Gunn speaks little; listens a lot

House Speaker Philip Gunn introduces his program at the town-hall meeting in Picayune, then he let the others do the talking. (Photo source: WLOX News) House Speaker Philip Gunn introduces his program at the town-hall meeting in Picayune, then he let the others do the talking. (Photo source: WLOX News)
PICAYUNE, MS (WLOX) -

Speaker of the House Philip Gunn did more listening than talking. Gunn ended his town hall tour in Picayune Thursday.

He calls the project "Mississippi Solutions - An Ideas Tour."

The Picayune stop was the last of a four-day, eight-city tour in Mississippi.

This is the third year of Gunn's idea tour, and each year, he says he strategically selects cities to widen the network of residents involved.

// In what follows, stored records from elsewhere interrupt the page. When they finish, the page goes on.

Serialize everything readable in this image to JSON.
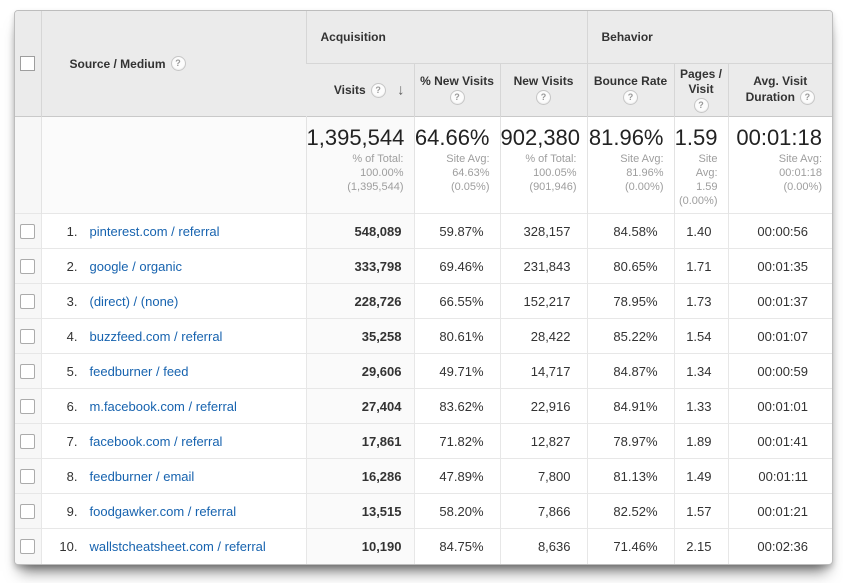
{
  "icons": {
    "help": "?",
    "sort_desc": "↓"
  },
  "colors": {
    "header_bg": "#ebebeb",
    "link_blue": "#1763af",
    "sorted_column_bg": "#fafafa",
    "subtext_gray": "#9e9e9e"
  },
  "table": {
    "groups": {
      "acquisition": "Acquisition",
      "behavior": "Behavior"
    },
    "headers": {
      "source": "Source / Medium",
      "visits": "Visits",
      "pct_new": "% New Visits",
      "new_visits": "New Visits",
      "bounce": "Bounce Rate",
      "pages_line1": "Pages /",
      "pages_line2": "Visit",
      "duration_line1": "Avg. Visit",
      "duration_line2": "Duration"
    },
    "totals": {
      "visits": {
        "value": "1,395,544",
        "sub": [
          "% of Total:",
          "100.00%",
          "(1,395,544)"
        ]
      },
      "pct_new": {
        "value": "64.66%",
        "sub": [
          "Site Avg:",
          "64.63%",
          "(0.05%)"
        ]
      },
      "new_visits": {
        "value": "902,380",
        "sub": [
          "% of Total:",
          "100.05%",
          "(901,946)"
        ]
      },
      "bounce": {
        "value": "81.96%",
        "sub": [
          "Site Avg:",
          "81.96%",
          "(0.00%)"
        ]
      },
      "pages": {
        "value": "1.59",
        "sub": [
          "Site",
          "Avg:",
          "1.59",
          "(0.00%)"
        ]
      },
      "duration": {
        "value": "00:01:18",
        "sub": [
          "Site Avg:",
          "00:01:18",
          "(0.00%)"
        ]
      }
    },
    "rows": [
      {
        "rank": "1.",
        "source": "pinterest.com / referral",
        "visits": "548,089",
        "pct_new": "59.87%",
        "new_visits": "328,157",
        "bounce": "84.58%",
        "pages": "1.40",
        "duration": "00:00:56"
      },
      {
        "rank": "2.",
        "source": "google / organic",
        "visits": "333,798",
        "pct_new": "69.46%",
        "new_visits": "231,843",
        "bounce": "80.65%",
        "pages": "1.71",
        "duration": "00:01:35"
      },
      {
        "rank": "3.",
        "source": "(direct) / (none)",
        "visits": "228,726",
        "pct_new": "66.55%",
        "new_visits": "152,217",
        "bounce": "78.95%",
        "pages": "1.73",
        "duration": "00:01:37"
      },
      {
        "rank": "4.",
        "source": "buzzfeed.com / referral",
        "visits": "35,258",
        "pct_new": "80.61%",
        "new_visits": "28,422",
        "bounce": "85.22%",
        "pages": "1.54",
        "duration": "00:01:07"
      },
      {
        "rank": "5.",
        "source": "feedburner / feed",
        "visits": "29,606",
        "pct_new": "49.71%",
        "new_visits": "14,717",
        "bounce": "84.87%",
        "pages": "1.34",
        "duration": "00:00:59"
      },
      {
        "rank": "6.",
        "source": "m.facebook.com / referral",
        "visits": "27,404",
        "pct_new": "83.62%",
        "new_visits": "22,916",
        "bounce": "84.91%",
        "pages": "1.33",
        "duration": "00:01:01"
      },
      {
        "rank": "7.",
        "source": "facebook.com / referral",
        "visits": "17,861",
        "pct_new": "71.82%",
        "new_visits": "12,827",
        "bounce": "78.97%",
        "pages": "1.89",
        "duration": "00:01:41"
      },
      {
        "rank": "8.",
        "source": "feedburner / email",
        "visits": "16,286",
        "pct_new": "47.89%",
        "new_visits": "7,800",
        "bounce": "81.13%",
        "pages": "1.49",
        "duration": "00:01:11"
      },
      {
        "rank": "9.",
        "source": "foodgawker.com / referral",
        "visits": "13,515",
        "pct_new": "58.20%",
        "new_visits": "7,866",
        "bounce": "82.52%",
        "pages": "1.57",
        "duration": "00:01:21"
      },
      {
        "rank": "10.",
        "source": "wallstcheatsheet.com / referral",
        "visits": "10,190",
        "pct_new": "84.75%",
        "new_visits": "8,636",
        "bounce": "71.46%",
        "pages": "2.15",
        "duration": "00:02:36"
      }
    ]
  }
}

Gunn says it's important for government to reach out, because it's too difficult the other way around.

"Every year, we're positioning ourselves within an hour's drive of every citizen," Gunn said. "And I call that bringing the legislature to the people. We want to get out; we want to hear what's on your mind; what your thoughts are; what your concerns are and hear any ideas you may have for improving our state."

Gunn said that the process has worked. Last year's tour yielded two ideas that were eventually signed into law: a law that reactivates the Mississippi Historic Preservation Tax Incentives Program; and a law that provides a tax credit on vehicle tags for law enforcement officers and firefighters injured in the line of duty.

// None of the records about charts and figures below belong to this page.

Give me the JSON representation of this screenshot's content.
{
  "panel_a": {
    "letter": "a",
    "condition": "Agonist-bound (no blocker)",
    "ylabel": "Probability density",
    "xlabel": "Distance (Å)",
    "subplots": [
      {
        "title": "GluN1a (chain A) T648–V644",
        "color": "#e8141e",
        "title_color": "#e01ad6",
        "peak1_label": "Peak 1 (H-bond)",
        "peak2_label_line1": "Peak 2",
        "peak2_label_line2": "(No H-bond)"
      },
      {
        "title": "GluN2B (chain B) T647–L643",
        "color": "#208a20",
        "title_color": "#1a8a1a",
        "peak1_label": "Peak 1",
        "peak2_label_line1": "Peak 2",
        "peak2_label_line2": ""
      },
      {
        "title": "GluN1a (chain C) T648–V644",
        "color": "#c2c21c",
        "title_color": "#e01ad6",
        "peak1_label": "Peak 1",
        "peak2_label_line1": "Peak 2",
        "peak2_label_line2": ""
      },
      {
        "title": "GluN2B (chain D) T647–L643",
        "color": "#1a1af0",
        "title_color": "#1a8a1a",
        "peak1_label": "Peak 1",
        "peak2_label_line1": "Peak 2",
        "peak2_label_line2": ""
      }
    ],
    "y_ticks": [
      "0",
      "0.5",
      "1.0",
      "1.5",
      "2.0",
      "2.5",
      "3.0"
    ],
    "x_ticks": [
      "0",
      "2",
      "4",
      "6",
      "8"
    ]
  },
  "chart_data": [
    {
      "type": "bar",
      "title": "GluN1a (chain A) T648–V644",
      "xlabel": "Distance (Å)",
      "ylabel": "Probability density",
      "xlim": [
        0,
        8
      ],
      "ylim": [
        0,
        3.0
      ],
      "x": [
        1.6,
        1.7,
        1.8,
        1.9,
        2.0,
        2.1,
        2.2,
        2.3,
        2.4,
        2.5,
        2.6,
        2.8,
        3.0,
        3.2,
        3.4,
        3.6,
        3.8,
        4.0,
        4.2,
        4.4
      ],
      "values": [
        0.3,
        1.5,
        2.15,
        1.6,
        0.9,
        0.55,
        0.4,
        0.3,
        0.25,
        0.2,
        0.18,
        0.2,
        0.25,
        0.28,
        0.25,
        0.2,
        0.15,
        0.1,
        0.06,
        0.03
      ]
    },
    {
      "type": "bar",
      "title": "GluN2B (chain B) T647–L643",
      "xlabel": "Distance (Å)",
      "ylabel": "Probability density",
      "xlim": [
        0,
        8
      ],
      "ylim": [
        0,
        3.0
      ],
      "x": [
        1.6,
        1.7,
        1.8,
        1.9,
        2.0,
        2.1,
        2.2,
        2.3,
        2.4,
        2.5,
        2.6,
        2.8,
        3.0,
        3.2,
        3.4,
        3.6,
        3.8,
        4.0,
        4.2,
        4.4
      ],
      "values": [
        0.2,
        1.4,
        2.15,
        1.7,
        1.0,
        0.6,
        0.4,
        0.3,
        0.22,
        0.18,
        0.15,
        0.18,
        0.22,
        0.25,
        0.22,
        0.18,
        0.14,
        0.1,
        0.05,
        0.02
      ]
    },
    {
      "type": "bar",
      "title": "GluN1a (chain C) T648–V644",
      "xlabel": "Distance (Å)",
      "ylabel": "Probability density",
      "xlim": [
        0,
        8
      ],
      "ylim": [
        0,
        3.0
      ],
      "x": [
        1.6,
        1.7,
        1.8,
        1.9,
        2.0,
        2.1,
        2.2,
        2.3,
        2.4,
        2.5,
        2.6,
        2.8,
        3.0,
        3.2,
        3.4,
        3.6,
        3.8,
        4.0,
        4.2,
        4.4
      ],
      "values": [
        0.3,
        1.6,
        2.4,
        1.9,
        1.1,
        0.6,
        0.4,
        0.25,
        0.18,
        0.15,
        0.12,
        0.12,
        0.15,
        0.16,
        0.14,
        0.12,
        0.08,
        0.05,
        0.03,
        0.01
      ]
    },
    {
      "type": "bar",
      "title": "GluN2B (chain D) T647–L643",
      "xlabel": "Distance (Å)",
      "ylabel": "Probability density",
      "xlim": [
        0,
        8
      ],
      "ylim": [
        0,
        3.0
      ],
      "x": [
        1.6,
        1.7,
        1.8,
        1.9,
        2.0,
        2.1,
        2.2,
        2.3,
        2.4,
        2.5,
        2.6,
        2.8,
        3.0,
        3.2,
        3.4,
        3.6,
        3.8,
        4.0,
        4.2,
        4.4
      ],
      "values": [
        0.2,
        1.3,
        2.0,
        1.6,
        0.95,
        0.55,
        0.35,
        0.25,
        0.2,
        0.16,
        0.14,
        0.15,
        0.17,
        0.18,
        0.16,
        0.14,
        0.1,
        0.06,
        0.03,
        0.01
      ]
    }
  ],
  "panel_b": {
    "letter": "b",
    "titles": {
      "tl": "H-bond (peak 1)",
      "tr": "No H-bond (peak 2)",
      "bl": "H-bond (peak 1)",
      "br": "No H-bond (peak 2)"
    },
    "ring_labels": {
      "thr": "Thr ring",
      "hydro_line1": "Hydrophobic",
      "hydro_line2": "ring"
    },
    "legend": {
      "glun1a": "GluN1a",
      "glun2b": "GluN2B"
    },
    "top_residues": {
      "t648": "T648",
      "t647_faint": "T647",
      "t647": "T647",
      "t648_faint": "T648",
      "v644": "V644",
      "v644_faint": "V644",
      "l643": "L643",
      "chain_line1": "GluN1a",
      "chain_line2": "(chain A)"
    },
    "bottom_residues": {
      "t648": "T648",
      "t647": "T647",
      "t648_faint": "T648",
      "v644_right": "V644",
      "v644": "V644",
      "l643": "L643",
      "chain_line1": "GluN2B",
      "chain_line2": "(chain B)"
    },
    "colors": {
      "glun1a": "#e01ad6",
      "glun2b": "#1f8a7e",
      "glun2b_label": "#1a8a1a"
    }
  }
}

More than 50 people gathered at Picayune City Hall to speak out and hear others. Along with Gunn, the team of listeners included city officials and state legislators. And the suggestion box got stuffed.

Sue Suter of the United Way of South Mississippi, urged continued support of early childhood education.

"I just hope that continues, that focus on early childhood as an indicator, when a child's brain is 90 percent developed by the age of 5, it's too late by the time they get to third grade," she said.

Other suggestions included animal cruelty law reform; support to add more internet access in public libraries; and campaigns championed by the state department of education aimed to improve family values and parenting skills.

Among the more impassioned pleas came from Jeremiah Boddy, a 20-year-old college student from Jackson.

His concern? Election reform for a divided political state.

"I believe that I as a Republican should determine who I want to be the nominee," he said. "I don't believe that people from other parties should be able to come in and disenfranchise my vote for which millions of men have died to give me the right for it in the first place."